Modify the pseudocode for depth-first search so that it prints out every edge in the directed graph G, together with its type. Show what modifications, if any, must be made if G is undirected.

Exercises 22.3-10

Explain how a vertex u of a directed graph can end up in a depth-first tree containing only u, even though u has both incoming and outgoing edges in G.

Exercises 22.3-11

Show that a depth-first search of an undirected graph G can be used to identify the connected components of G, and that the depth-first forest contains as many trees as G has connected components. More precisely, show how to modify depth-first search so that each vertex v is assigned an integer label cc[v] between 1 and k, where k is the number of connected components of G, such that cc[u] = cc[v] if and only if u and v are in the same connected component.

Exercises 22.3-12: ⋆

A directed graph G = (V, E) is singly connected if implies that there is at most one simple path from u to v for all vertices u, v ∈ V. Give an efficient algorithm to determine whether or not a directed graph is singly connected.

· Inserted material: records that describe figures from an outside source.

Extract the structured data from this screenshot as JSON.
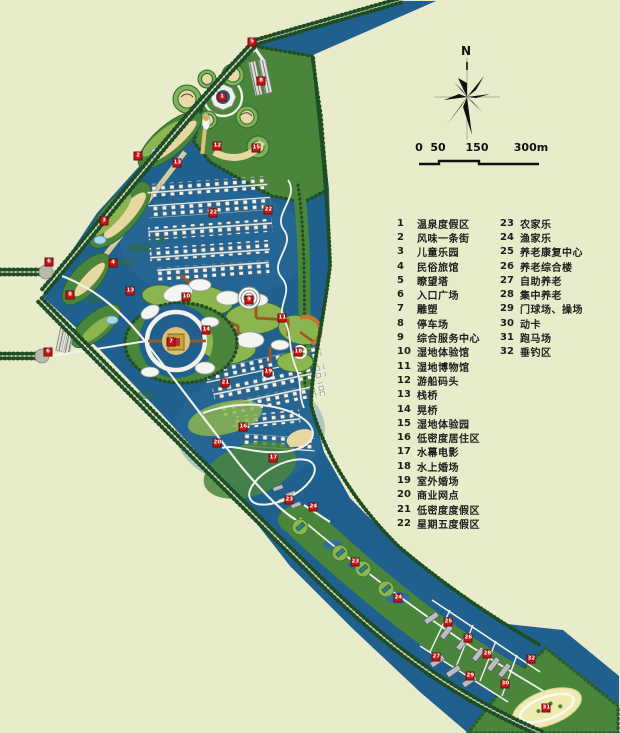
{
  "title": "wetland resort master plan",
  "colors": {
    "background": "#e9ecca",
    "water": "#20608f",
    "water_light": "#2d6f9e",
    "green": "#4a853c",
    "green_light": "#8cb44f",
    "tree": "#1d4d22",
    "sand": "#e6d8a0",
    "road": "#f2f2ea",
    "bridge": "#9c5a22",
    "marker_red": "#c81616"
  },
  "north": {
    "label": "N"
  },
  "scale_bar": {
    "labels": [
      {
        "text": "0",
        "x": 12
      },
      {
        "text": "50",
        "x": 31
      },
      {
        "text": "150",
        "x": 70
      },
      {
        "text": "300m",
        "x": 124
      }
    ]
  },
  "legend": {
    "left": [
      {
        "num": "1",
        "label": "温泉度假区"
      },
      {
        "num": "2",
        "label": "风味一条街"
      },
      {
        "num": "3",
        "label": "儿童乐园"
      },
      {
        "num": "4",
        "label": "民俗旅馆"
      },
      {
        "num": "5",
        "label": "瞭望塔"
      },
      {
        "num": "6",
        "label": "入口广场"
      },
      {
        "num": "7",
        "label": "雕塑"
      },
      {
        "num": "8",
        "label": "停车场"
      },
      {
        "num": "9",
        "label": "综合服务中心"
      },
      {
        "num": "10",
        "label": "湿地体验馆"
      },
      {
        "num": "11",
        "label": "湿地博物馆"
      },
      {
        "num": "12",
        "label": "游船码头"
      },
      {
        "num": "13",
        "label": "栈桥"
      },
      {
        "num": "14",
        "label": "晃桥"
      },
      {
        "num": "15",
        "label": "湿地体验园"
      },
      {
        "num": "16",
        "label": "低密度居住区"
      },
      {
        "num": "17",
        "label": "水幕电影"
      },
      {
        "num": "18",
        "label": "水上婚场"
      },
      {
        "num": "19",
        "label": "室外婚场"
      },
      {
        "num": "20",
        "label": "商业网点"
      },
      {
        "num": "21",
        "label": "低密度度假区"
      },
      {
        "num": "22",
        "label": "星期五度假区"
      }
    ],
    "right": [
      {
        "num": "23",
        "label": "农家乐"
      },
      {
        "num": "24",
        "label": "渔家乐"
      },
      {
        "num": "25",
        "label": "养老康复中心"
      },
      {
        "num": "26",
        "label": "养老综合楼"
      },
      {
        "num": "27",
        "label": "自助养老"
      },
      {
        "num": "28",
        "label": "集中养老"
      },
      {
        "num": "29",
        "label": "门球场、操场"
      },
      {
        "num": "30",
        "label": "动卡"
      },
      {
        "num": "31",
        "label": "跑马场"
      },
      {
        "num": "32",
        "label": "垂钓区"
      }
    ]
  },
  "markers": [
    {
      "n": "1",
      "x": 222,
      "y": 97
    },
    {
      "n": "2",
      "x": 138,
      "y": 156
    },
    {
      "n": "3",
      "x": 104,
      "y": 221
    },
    {
      "n": "4",
      "x": 113,
      "y": 263
    },
    {
      "n": "5",
      "x": 252,
      "y": 42
    },
    {
      "n": "6",
      "x": 49,
      "y": 262
    },
    {
      "n": "6",
      "x": 48,
      "y": 352
    },
    {
      "n": "7",
      "x": 171,
      "y": 342
    },
    {
      "n": "8",
      "x": 261,
      "y": 81
    },
    {
      "n": "8",
      "x": 70,
      "y": 295
    },
    {
      "n": "9",
      "x": 249,
      "y": 300
    },
    {
      "n": "10",
      "x": 186,
      "y": 297
    },
    {
      "n": "11",
      "x": 282,
      "y": 318
    },
    {
      "n": "12",
      "x": 217,
      "y": 146
    },
    {
      "n": "13",
      "x": 177,
      "y": 163
    },
    {
      "n": "13",
      "x": 130,
      "y": 291
    },
    {
      "n": "14",
      "x": 206,
      "y": 330
    },
    {
      "n": "15",
      "x": 256,
      "y": 148
    },
    {
      "n": "16",
      "x": 243,
      "y": 427
    },
    {
      "n": "17",
      "x": 273,
      "y": 458
    },
    {
      "n": "18",
      "x": 298,
      "y": 352
    },
    {
      "n": "19",
      "x": 268,
      "y": 372
    },
    {
      "n": "20",
      "x": 217,
      "y": 443
    },
    {
      "n": "21",
      "x": 225,
      "y": 383
    },
    {
      "n": "22",
      "x": 213,
      "y": 213
    },
    {
      "n": "22",
      "x": 268,
      "y": 210
    },
    {
      "n": "23",
      "x": 289,
      "y": 500
    },
    {
      "n": "23",
      "x": 355,
      "y": 562
    },
    {
      "n": "24",
      "x": 313,
      "y": 507
    },
    {
      "n": "24",
      "x": 398,
      "y": 598
    },
    {
      "n": "25",
      "x": 448,
      "y": 622
    },
    {
      "n": "26",
      "x": 468,
      "y": 638
    },
    {
      "n": "27",
      "x": 436,
      "y": 657
    },
    {
      "n": "28",
      "x": 487,
      "y": 654
    },
    {
      "n": "29",
      "x": 470,
      "y": 676
    },
    {
      "n": "30",
      "x": 505,
      "y": 684
    },
    {
      "n": "31",
      "x": 546,
      "y": 708
    },
    {
      "n": "32",
      "x": 531,
      "y": 659
    }
  ]
}
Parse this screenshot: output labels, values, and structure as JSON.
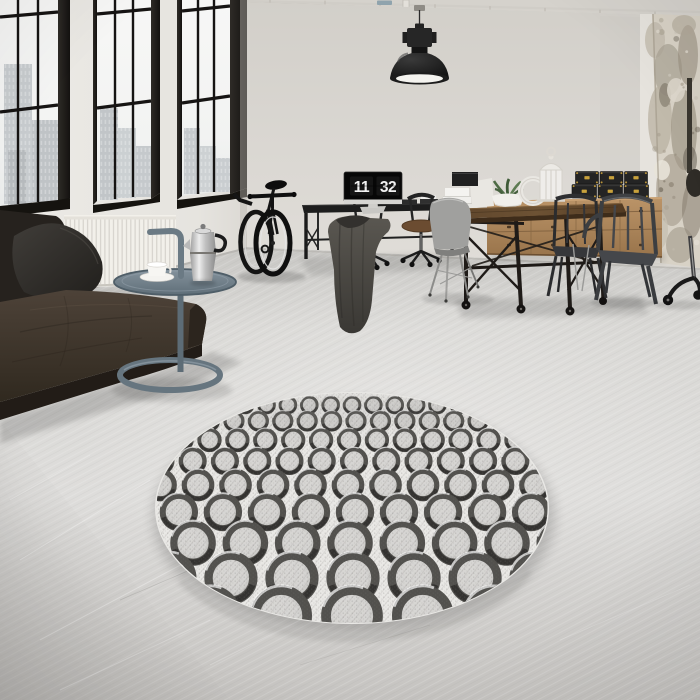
{
  "meta": {
    "scene": "loft interior photo: round patterned rug, leather sofa, industrial windows, desk with flip-clock monitor, wooden dining table with metal chairs",
    "style": "render / product photo, desaturated grey tones"
  },
  "clock": {
    "hours": "11",
    "minutes": "32",
    "display": "11 32"
  },
  "palette": {
    "ceiling": "#d5d2cc",
    "wall_back": "#d9d6d1",
    "wall_left": "#e9e7e3",
    "frame_dark": "#1b1917",
    "glass": "#f4f4f2",
    "floor": "#d8d7d4",
    "radiator": "#f2f0ea",
    "sofa": "#3c332b",
    "side_table": "#6f7e8a",
    "bike": "#141414",
    "desk": "#1d1d1d",
    "seat_brown": "#6b4c31",
    "monitor_screen": "#070707",
    "clock_text": "#f2f2f2",
    "monitor_chin": "#d6d5d2",
    "coat": "#4a4843",
    "shell_chair": "#a0a09e",
    "table_wood": "#573e26",
    "iron": "#1f1b18",
    "sideboard_wood": "#b08a5c",
    "box": "#242424",
    "box_hardware": "#c9a23c",
    "lantern": "#efedea",
    "plant": "#4d6b44",
    "metal_chair": "#3f4144",
    "pillar": "#d8d2c6",
    "rug_bg": "#e9e8e5",
    "rug_ring": "#4b4a47",
    "rug_ring_dark": "#2e2d2b",
    "rug_inner": "#d6d5d2",
    "lamp": "#1c1c1c",
    "lamp_inner": "#f4f3ef"
  },
  "windows": {
    "mullion_color": "#161413",
    "units": [
      {
        "id": "w1",
        "glass": [
          [
            0,
            0
          ],
          [
            58,
            0
          ],
          [
            58,
            200
          ],
          [
            0,
            206
          ]
        ],
        "frames": [
          [
            [
              58,
              0
            ],
            [
              70,
              0
            ],
            [
              70,
              198
            ],
            [
              58,
              204
            ]
          ]
        ],
        "sill": [
          [
            0,
            206
          ],
          [
            58,
            200
          ],
          [
            70,
            198
          ],
          [
            70,
            209
          ],
          [
            0,
            217
          ]
        ],
        "verticals": [
          [
            18,
            0,
            18,
            204
          ],
          [
            38,
            0,
            38,
            202
          ]
        ],
        "horizontals": [
          [
            0,
            17,
            58,
            12
          ],
          [
            0,
            112,
            58,
            105
          ]
        ],
        "buildings": [
          {
            "x": 4,
            "y": 64,
            "w": 28,
            "h": 140,
            "c": "#c7cbce"
          },
          {
            "x": 32,
            "y": 120,
            "w": 26,
            "h": 82,
            "c": "#bfc3c6"
          },
          {
            "x": 8,
            "y": 150,
            "w": 18,
            "h": 55,
            "c": "#b6babd"
          }
        ]
      },
      {
        "id": "w2",
        "glass": [
          [
            97,
            0
          ],
          [
            151,
            0
          ],
          [
            151,
            195
          ],
          [
            97,
            201
          ]
        ],
        "frames": [
          [
            [
              93,
              0
            ],
            [
              97,
              0
            ],
            [
              97,
              201
            ],
            [
              93,
              205
            ]
          ],
          [
            [
              151,
              0
            ],
            [
              160,
              0
            ],
            [
              160,
              193
            ],
            [
              151,
              199
            ]
          ]
        ],
        "sill": [
          [
            93,
            205
          ],
          [
            151,
            199
          ],
          [
            160,
            193
          ],
          [
            160,
            202
          ],
          [
            93,
            213
          ]
        ],
        "verticals": [
          [
            115,
            0,
            115,
            199
          ],
          [
            133,
            0,
            133,
            197
          ]
        ],
        "horizontals": [
          [
            97,
            14,
            151,
            9
          ],
          [
            97,
            108,
            151,
            101
          ]
        ],
        "buildings": [
          {
            "x": 100,
            "y": 108,
            "w": 18,
            "h": 92,
            "c": "#c1c5c8"
          },
          {
            "x": 118,
            "y": 128,
            "w": 18,
            "h": 70,
            "c": "#cbd0d2"
          },
          {
            "x": 136,
            "y": 146,
            "w": 15,
            "h": 51,
            "c": "#c5c9cc"
          }
        ]
      },
      {
        "id": "w3",
        "glass": [
          [
            182,
            0
          ],
          [
            230,
            0
          ],
          [
            230,
            190
          ],
          [
            182,
            196
          ]
        ],
        "frames": [
          [
            [
              177,
              0
            ],
            [
              182,
              0
            ],
            [
              182,
              196
            ],
            [
              177,
              200
            ]
          ],
          [
            [
              230,
              0
            ],
            [
              247,
              0
            ],
            [
              247,
              188
            ],
            [
              230,
              194
            ]
          ]
        ],
        "sill": [
          [
            177,
            200
          ],
          [
            230,
            194
          ],
          [
            247,
            188
          ],
          [
            247,
            197
          ],
          [
            177,
            209
          ]
        ],
        "verticals": [
          [
            198,
            0,
            198,
            194
          ],
          [
            214,
            0,
            214,
            192
          ]
        ],
        "horizontals": [
          [
            182,
            11,
            230,
            6
          ],
          [
            182,
            103,
            230,
            96
          ]
        ],
        "buildings": [
          {
            "x": 184,
            "y": 128,
            "w": 16,
            "h": 66,
            "c": "#c6cacd"
          },
          {
            "x": 200,
            "y": 146,
            "w": 16,
            "h": 46,
            "c": "#cdd1d3"
          },
          {
            "x": 216,
            "y": 158,
            "w": 14,
            "h": 34,
            "c": "#c9cdd0"
          }
        ]
      }
    ]
  },
  "radiator": {
    "x1": 64,
    "x2": 176,
    "top": 215,
    "bottom": 284,
    "fins": 26
  },
  "ceiling_pipes": {
    "hanger_start": 270,
    "hanger_end": 690,
    "hanger_step": 55
  },
  "rug": {
    "cx": 352,
    "cy": 508,
    "rx": 197,
    "ry": 116,
    "spacing": 2.18,
    "rows": [
      {
        "cy": 405,
        "r": 9.8,
        "j": 0
      },
      {
        "cy": 421,
        "r": 11.2,
        "j": 4
      },
      {
        "cy": 440,
        "r": 12.8,
        "j": -3
      },
      {
        "cy": 461,
        "r": 14.8,
        "j": 2
      },
      {
        "cy": 485,
        "r": 17.2,
        "j": -4
      },
      {
        "cy": 512,
        "r": 20.2,
        "j": 3
      },
      {
        "cy": 543,
        "r": 24,
        "j": -2
      },
      {
        "cy": 578,
        "r": 28,
        "j": 1
      },
      {
        "cy": 616,
        "r": 32.5,
        "j": 0
      }
    ]
  },
  "sideboard": {
    "handle_rows": [
      211,
      227,
      245
    ],
    "handle_cols": [
      509,
      553,
      598,
      641
    ],
    "box_rows": [
      {
        "x": 575.5,
        "y": 171.5,
        "w": 23,
        "h": 12.5,
        "cols": 3,
        "gap": 1.5
      },
      {
        "x": 572,
        "y": 184.5,
        "w": 24.5,
        "h": 13.5,
        "cols": 3,
        "gap": 1.5
      }
    ]
  },
  "pillar": {
    "seed": 7,
    "speckle_count": 30,
    "speckle_colors": [
      "#a79e8f",
      "#8c8374",
      "#c3bcae",
      "#6f675a",
      "#e8e3d8",
      "#978e7f"
    ]
  }
}
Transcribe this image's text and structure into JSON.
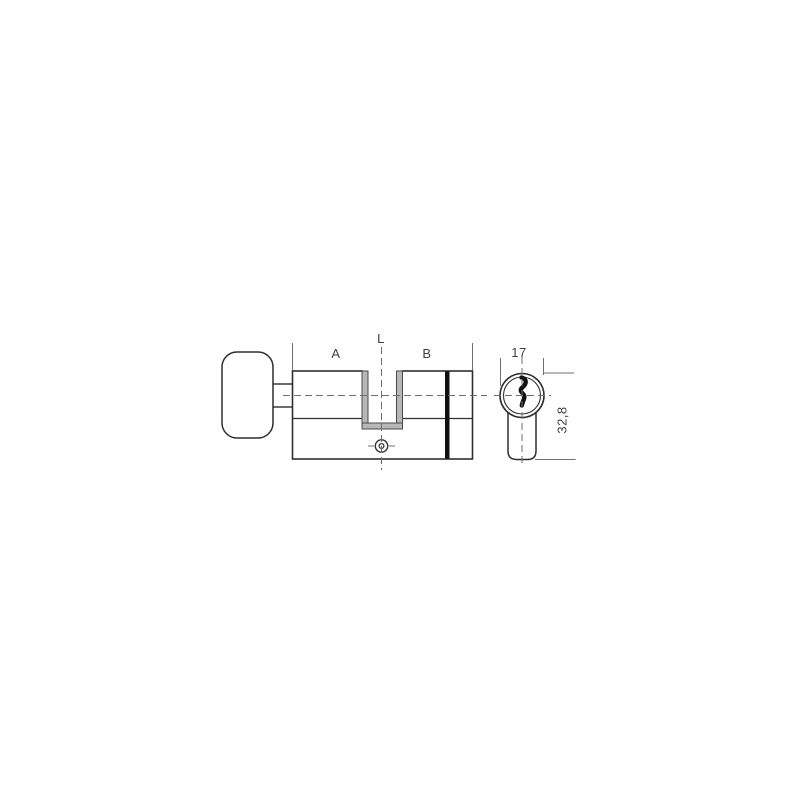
{
  "diagram": {
    "labels": {
      "segment_a": "A",
      "total_length": "L",
      "segment_b": "B",
      "diameter": "17",
      "profile_height": "32,8"
    },
    "colors": {
      "outline": "#2e2e2e",
      "dimension": "#6f6f6f",
      "cam_shade": "#b7b7b7",
      "ring_mark": "#101010"
    }
  }
}
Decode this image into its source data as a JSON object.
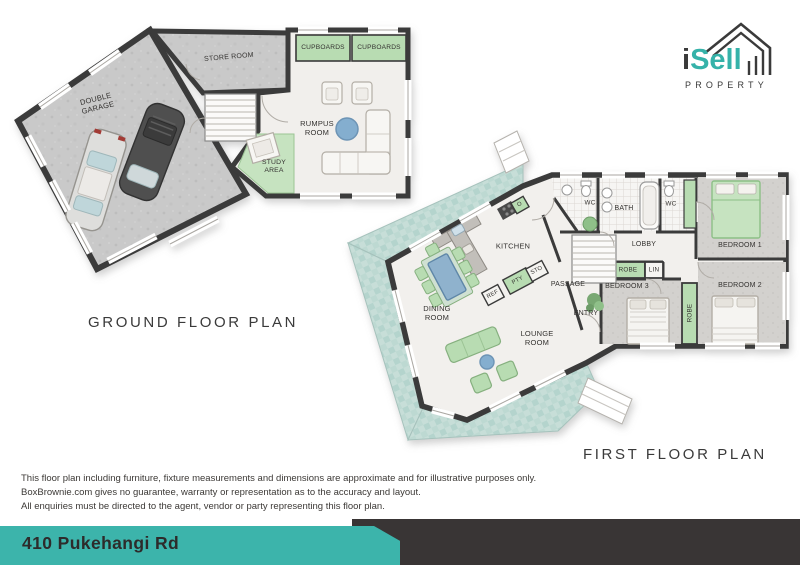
{
  "logo": {
    "brand_i": "i",
    "brand_sell": "Sell",
    "subtitle": "PROPERTY"
  },
  "ground_floor": {
    "title": "GROUND FLOOR PLAN",
    "labels": {
      "double_garage": "DOUBLE GARAGE",
      "store_room": "STORE ROOM",
      "cupboards_left": "CUPBOARDS",
      "cupboards_right": "CUPBOARDS",
      "rumpus_room": "RUMPUS ROOM",
      "study_area": "STUDY AREA"
    }
  },
  "first_floor": {
    "title": "FIRST FLOOR PLAN",
    "labels": {
      "kitchen": "KITCHEN",
      "dining_room": "DINING ROOM",
      "lounge_room": "LOUNGE ROOM",
      "passage": "PASSAGE",
      "entry": "ENTRY",
      "lobby": "LOBBY",
      "bath": "BATH",
      "wc_left": "WC",
      "wc_right": "WC",
      "bedroom_1": "BEDROOM 1",
      "bedroom_2": "BEDROOM 2",
      "bedroom_3": "BEDROOM 3",
      "robe_lobby": "ROBE",
      "linen": "LIN",
      "robe_bedroom": "ROBE",
      "fridge": "REF",
      "pantry": "PTY",
      "store": "STO",
      "oven": "O"
    }
  },
  "disclaimer": {
    "line1": "This floor plan including furniture, fixture measurements and dimensions are approximate and for illustrative purposes only.",
    "line2": "BoxBrownie.com gives no guarantee, warranty or representation as to the accuracy and layout.",
    "line3": "All enquiries must be directed to the agent, vendor or party representing this floor plan."
  },
  "footer": {
    "address": "410 Pukehangi Rd"
  },
  "colors": {
    "teal": "#3cb4ab",
    "dark": "#393535",
    "deck": "#c7ded8",
    "green": "#b8dcb2",
    "logo_teal": "#35b2a9"
  }
}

^[2]It may seem arbitrary that breadth-first search is limited to only one source whereas depth-first search may search from multiple sources. Although conceptually, breadth-first search could proceed from multiple sources and depth-first search could be limited to one source, our approach reflects how the results of these searches are typically used. Breadth-first search is usually employed to find shortest-path distances (and the associated predecessor subgraph) from a given source. Depth-first search is often a subroutine in another algorithm, as we shall see later in this chapter.